September – October 2012
HERITAGE FACT: Did you know that Quarropas was the Native American name for White Plains? It meant “White Marshes,” which became for the early settlers “White Plains.” The name probably referred to the white mist that hung over what was then a great marsh. Today, the intersection of Quarropas and Martin Luther King, Jr. is the site of the Westchester County Courthouse.
HERITAGE FACT: Did you know that the history of White Plains began with a group of Puritan settlers from Rye? The early history of these two towns is inextricably bound together. The settlers were seeking fertile land for farming. They believed that they had purchased this land from the native inhabitants in 1683. White Plains was incorporated as a village on April 3, 1866, and as a city on January 1, 1916.
HERITAGE FACT: In 1759, White Plains became the county seat of all Westchester. In 1776, on the eve of Independence, it was still a small colonial village with just a few stores and dwellings, two taverns, one church, and a court house. One of the earliest laws in the village sought to insure that “horses and mares not run free” along N. Broadway.
HERITAGE FACT: The first train to White Plains was in 1844, the first electric train 1910. Main Street was originally known as Railroad Avenue because it connected the town center, located along N. Broadway, with the new rail station. This new street quickly became the center of the new village.
HERITAGE FACT: The weather stained and time eroded tombstone in the hallway beside the chancel records: “Here lies the remains of the Rev’d John Smith, the First Ordained Minister of the Presbyterian Perswasion in Rye and The White Plains.” Smith served this congregation from 1742-1771. He was not the first pastor to serve this congregation, only the first Presbyterian. “Wore out with various labours,” his body rests beneath the present church building. A memorial headstone is located in the narthex near the front door.
HERITAGE FACT: Did you know that Presbyterians were instrumental in defining and defending democracy in colonial America? The Rev. John Smith, who served this congregation from 1742 to 1771, was brother to Judge William Smith of New York City, a member of the triumvirate of “Wall Street Presbyteries”, Livingston, Scott and Smith, who started the “Sons of Liberty” and issued the first call for the Convention of Patriots. They met in Philadelphia and played a part in drawing up the Declaration of Independence.
HERITAGE FACT: According to John Rösch, the grandfather of the Rev. John Smith “had been a brave soldier under Oliver Cromwell, and his father, Thomas, a business man of force and fine character, came to New York with his family in 1715.” Smith was the minister in White Plains and Rye for nearly half a century (1742-1771) and was closely identified with the progress of White Plains and the surrounding community.

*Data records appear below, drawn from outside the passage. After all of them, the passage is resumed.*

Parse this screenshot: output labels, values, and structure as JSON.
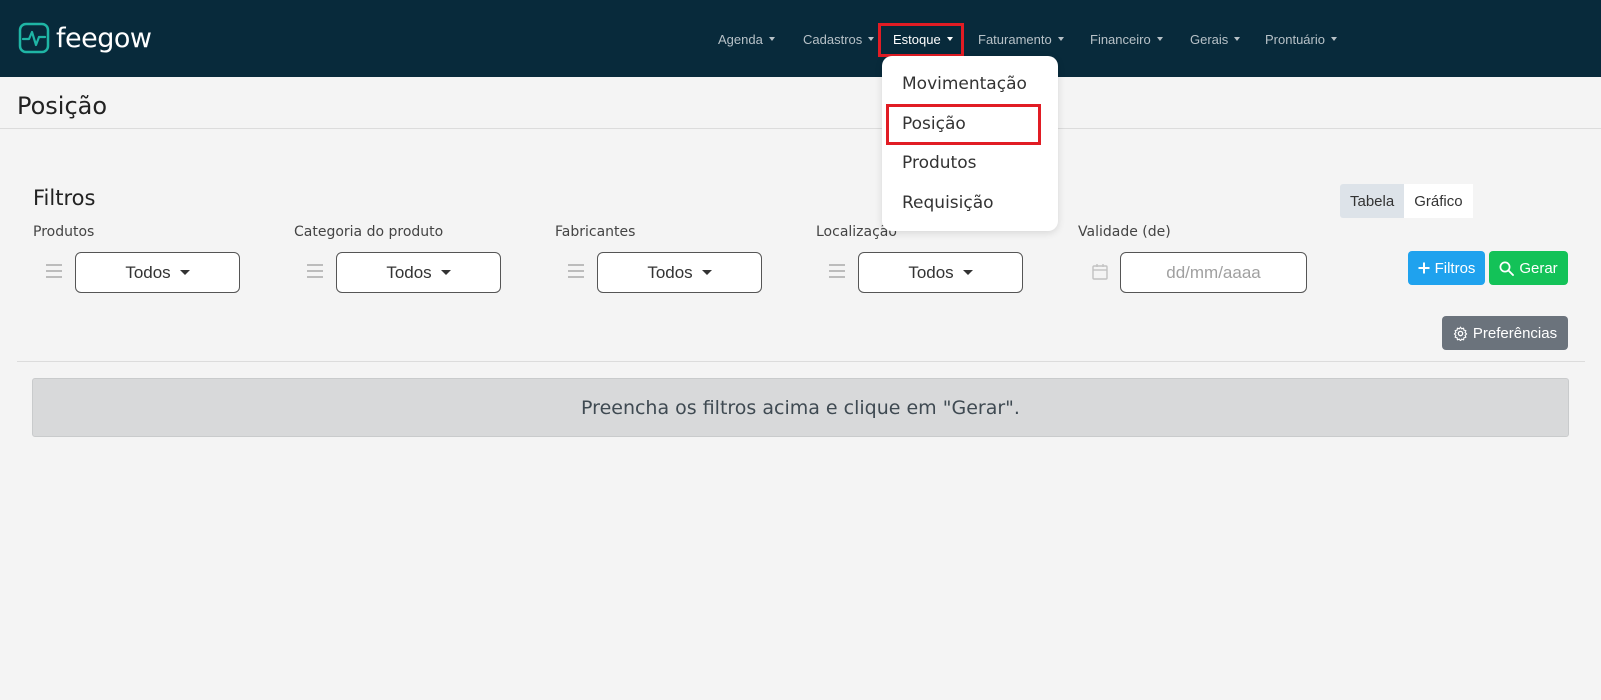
{
  "brand": {
    "name": "feegow",
    "mark_color": "#1fb5a5"
  },
  "nav": {
    "items": [
      {
        "label": "Agenda"
      },
      {
        "label": "Cadastros"
      },
      {
        "label": "Estoque"
      },
      {
        "label": "Faturamento"
      },
      {
        "label": "Financeiro"
      },
      {
        "label": "Gerais"
      },
      {
        "label": "Prontuário"
      }
    ],
    "active": "Estoque"
  },
  "dropdown": {
    "items": [
      {
        "label": "Movimentação"
      },
      {
        "label": "Posição"
      },
      {
        "label": "Produtos"
      },
      {
        "label": "Requisição"
      }
    ],
    "highlighted": "Posição"
  },
  "page": {
    "title": "Posição"
  },
  "filters": {
    "title": "Filtros",
    "view_toggle": {
      "table": "Tabela",
      "chart": "Gráfico",
      "selected": "Tabela"
    },
    "fields": [
      {
        "label": "Produtos",
        "value": "Todos"
      },
      {
        "label": "Categoria do produto",
        "value": "Todos"
      },
      {
        "label": "Fabricantes",
        "value": "Todos"
      },
      {
        "label": "Localização",
        "value": "Todos"
      }
    ],
    "date": {
      "label": "Validade (de)",
      "placeholder": "dd/mm/aaaa"
    },
    "buttons": {
      "more_filters": "Filtros",
      "generate": "Gerar",
      "preferences": "Preferências"
    }
  },
  "alert": {
    "message": "Preencha os filtros acima e clique em \"Gerar\"."
  },
  "colors": {
    "navbar": "#082a3b",
    "highlight": "#e11c24",
    "filters_button": "#1fa2ee",
    "generate_button": "#13c258",
    "preferences_button": "#6b737c"
  }
}
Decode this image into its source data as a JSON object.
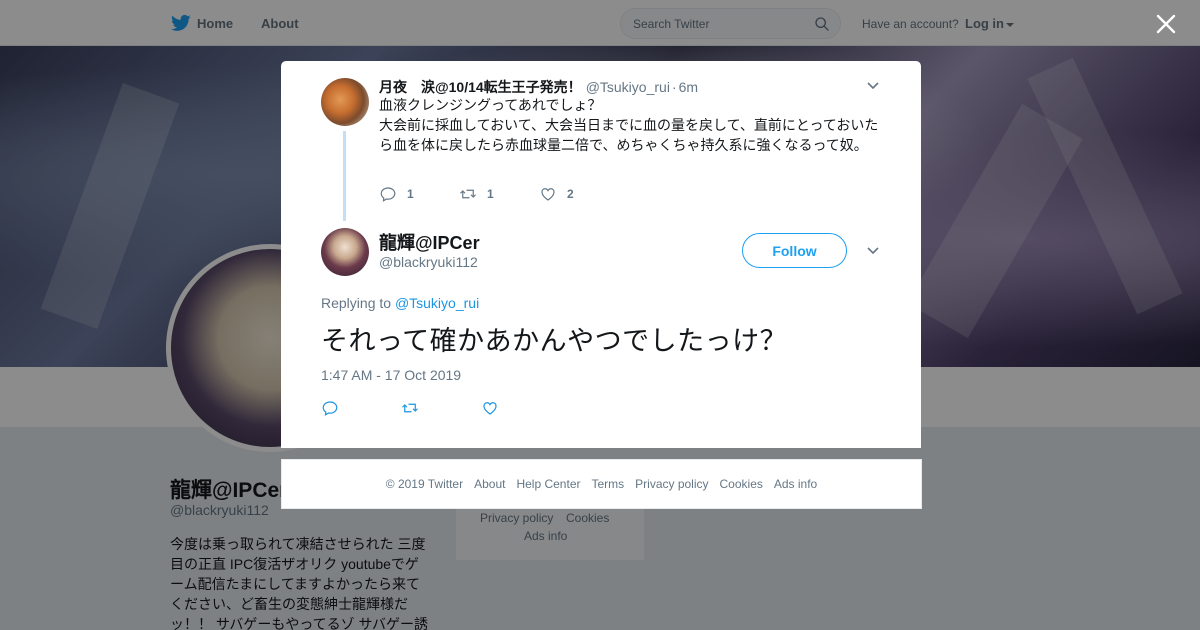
{
  "topnav": {
    "home_label": "Home",
    "about_label": "About",
    "search_placeholder": "Search Twitter",
    "have_account": "Have an account?",
    "login_label": "Log in"
  },
  "profile": {
    "name": "龍輝@IPCer",
    "handle": "@blackryuki112",
    "bio": "今度は乗っ取られて凍結させられた 三度目の正直 IPC復活ザオリク youtubeでゲーム配信たまにしてますよかったら来てください、ど畜生の変態紳士龍輝様だッ！！ サバゲーもやってるゾ サバゲー誘",
    "side_links": [
      "Privacy policy",
      "Cookies",
      "Ads info"
    ]
  },
  "parent_tweet": {
    "name": "月夜　涙@10/14転生王子発売！",
    "handle": "@Tsukiyo_rui",
    "time": "6m",
    "text_lines": [
      "血液クレンジングってあれでしょ？",
      "大会前に採血しておいて、大会当日までに血の量を戻して、直前にとっておいたら血を体に戻したら赤血球量二倍で、めちゃくちゃ持久系に強くなるって奴。"
    ],
    "reply_count": "1",
    "retweet_count": "1",
    "like_count": "2"
  },
  "main_tweet": {
    "name": "龍輝@IPCer",
    "handle": "@blackryuki112",
    "follow_label": "Follow",
    "replying_to_label": "Replying to",
    "replying_to_handle": "@Tsukiyo_rui",
    "text": "それって確かあかんやつでしたっけ？",
    "timestamp": "1:47 AM - 17 Oct 2019"
  },
  "footer": {
    "links": [
      "© 2019 Twitter",
      "About",
      "Help Center",
      "Terms",
      "Privacy policy",
      "Cookies",
      "Ads info"
    ]
  },
  "colors": {
    "accent": "#1da1f2",
    "link": "#1b95e0",
    "muted": "#657786",
    "thread_line": "#c4dff4"
  },
  "icons": [
    "twitter-bird-icon",
    "search-icon",
    "chevron-down-icon",
    "close-icon",
    "reply-icon",
    "retweet-icon",
    "like-icon"
  ]
}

HERITAGE FACT: “Jesus doeth all things well.” This is what Joseph M. Tyler, born 1873, wanted on his headstone when he died. No date is recorded for his death, but the sentiment serves as a good epitaph for the whole cemetery. For almost 300 years, the Presbyterian “Burying Ground” has been a site of grief, longing and Christian hope for our community. Ours is the oldest cemetery in White Plains.